I nearly choked. Hand to my mouth, I looked up at her for a sign of humor. Unfortunately, I saw nothing but direct sincerity in those sparkling blue eyes.
“He’s too busy breaking hearts,” Colt mumbled. I rolled my eyes.
“I’m sure it wasn’t as bad as it looked,” Gigi hushed him. Always the peacemaker.
“If he could just keep out of the headlines for a single goddamned day,” Colt grumbled.
“Please refrain from using profanity,” Gram chided.
“OK.” I clapped my hands together, ready to leave. “I’ve got my marching orders. Think I’ll go get started right away.” Heath was already at the door, beating me to it.
“If you must.” Gram allowed Heath and I to exit. She knew how to choose her battles. “We’ll all reconvene tomorrow night.” Gram began walking us out, though the rest of the family stayed put.
Nelson appeared alongside me. “The information you requested has been delivered.” Then he was gone. The man should have been a spy.
Looking in my eyes, Gram reached up to place both hands on my shoulders. “There’s more to you than others know.” I’d like to believe her, though there was no proof of it.

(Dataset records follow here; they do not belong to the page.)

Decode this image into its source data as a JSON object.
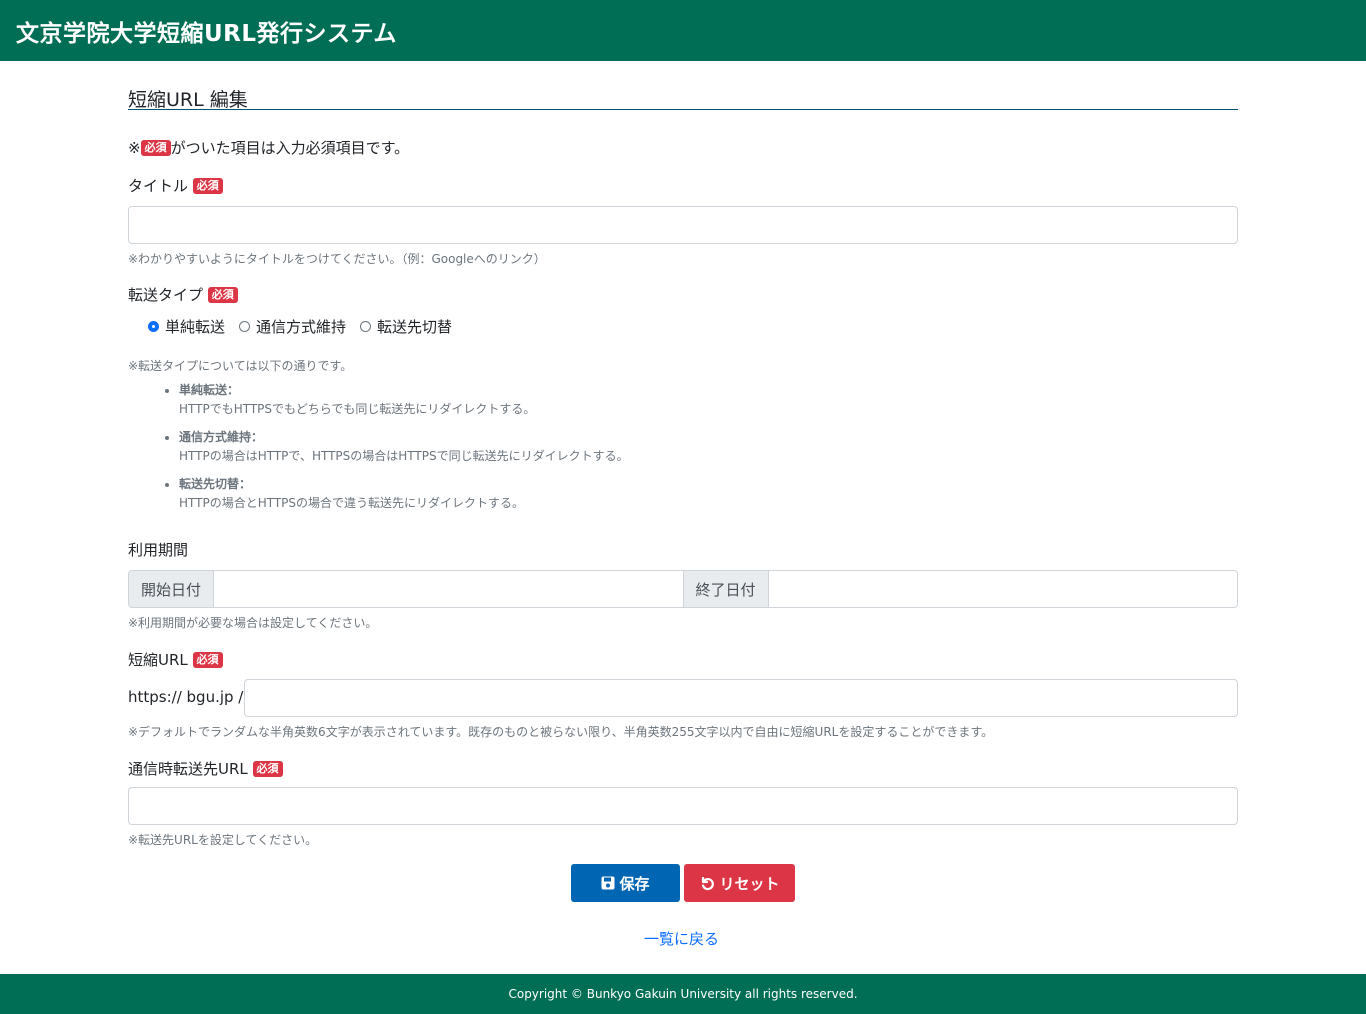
{
  "header": {
    "title": "文京学院大学短縮URL発行システム"
  },
  "page": {
    "title": "短縮URL 編集",
    "required_note_prefix": "※",
    "required_note_suffix": "がついた項目は入力必須項目です。"
  },
  "badge": "必須",
  "fields": {
    "title": {
      "label": "タイトル",
      "value": "",
      "help": "※わかりやすいようにタイトルをつけてください。（例：Googleへのリンク）"
    },
    "transfer_type": {
      "label": "転送タイプ",
      "options": [
        "単純転送",
        "通信方式維持",
        "転送先切替"
      ],
      "selected": "単純転送",
      "help_intro": "※転送タイプについては以下の通りです。",
      "descriptions": [
        {
          "term": "単純転送：",
          "desc": "HTTPでもHTTPSでもどちらでも同じ転送先にリダイレクトする。"
        },
        {
          "term": "通信方式維持：",
          "desc": "HTTPの場合はHTTPで、HTTPSの場合はHTTPSで同じ転送先にリダイレクトする。"
        },
        {
          "term": "転送先切替：",
          "desc": "HTTPの場合とHTTPSの場合で違う転送先にリダイレクトする。"
        }
      ]
    },
    "period": {
      "label": "利用期間",
      "start_label": "開始日付",
      "end_label": "終了日付",
      "start_value": "",
      "end_value": "",
      "help": "※利用期間が必要な場合は設定してください。"
    },
    "short_url": {
      "label": "短縮URL",
      "prefix": "https:// bgu.jp /",
      "value": "",
      "help": "※デフォルトでランダムな半角英数6文字が表示されています。既存のものと被らない限り、半角英数255文字以内で自由に短縮URLを設定することができます。"
    },
    "redirect_url": {
      "label": "通信時転送先URL",
      "value": "",
      "help": "※転送先URLを設定してください。"
    }
  },
  "buttons": {
    "save": "保存",
    "reset": "リセット"
  },
  "back_link": "一覧に戻る",
  "footer": {
    "copyright": "Copyright © Bunkyo Gakuin University all rights reserved."
  },
  "colors": {
    "header_bg": "#006e55",
    "badge_bg": "#dc3545",
    "save_bg": "#0065b3",
    "reset_bg": "#dc3545",
    "link": "#0d6efd"
  },
  "icons": {
    "save": "floppy-disk-icon",
    "reset": "undo-icon"
  }
}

“I’m not getting married, Gram. Just so you know.” I leaned down so she could give me a kiss on the cheek.
“We’ll see about that.” She kissed, then patted me on the cheek, content in her own superior wisdom.
In the back of a chauffeured car, I clicked on my phone and opened up the e-file I’d been waiting for from Nelson’s office. Anika Ivanov. She’d grown up in Wallingford Falls, NY, a town of 6,000 about an hour and a half north of the city. Her parents were Russian immigrants, an engineer and a seamstress, no known mafia ties. She’d transferred from community college to SUNY New Paltz where she’d gotten her BA in music, then did her Master’s in Library and Information Studies at Queens College. She was 24, had been working at the branch library in SoHo for eight months, taught piano to ten families in Manhattan, and lived with two roommates in Clinton Hill, Brooklyn. Limited social media presence, no criminal record. Perfect.
I called Joel. “I’ve got it figured out. A librarian here in New York. She’s 24 and teaches piano. Clean background check.”
I could practically feel the relieved drop in his blood pressure through the phone. “Goddamn, Ash. Where did you find her?”
“Long story.”
“I’ll talk to Nelson and send over an NDA. When can you get her to sign?”
“Tonight.”
“That’s my boy. I’ll tell Lola.”
Phone back in my pocket, I looked out at the city streets, dark at five thirty though still bright with lights. Tonight, Anika. I had a sudden image of her bound, naked, twisting beneath me on the bed. Her pale skin against the dark sheets, her nipples hard and aching under my fingers. A blindfold across those lovely eyes, those lush pink lips open, calling out my name as I slipped a finger down into her dripping wet pussy.
But first I needed to get the non-disclosure agreement signed. I had to lock that down, get the business end of things tied up. Then, I could tie her up. She’d be mine for the month. This would be a fun month. She’d have to spend all kinds of time with me, every minute, really. Then the month would be over and I’d be off and onto the next stop on the Ash Black train ride. But until then, I’d have plenty of time to undo the laces on that Victorian bodice of hers. I could seduce her sweetness into complete submission.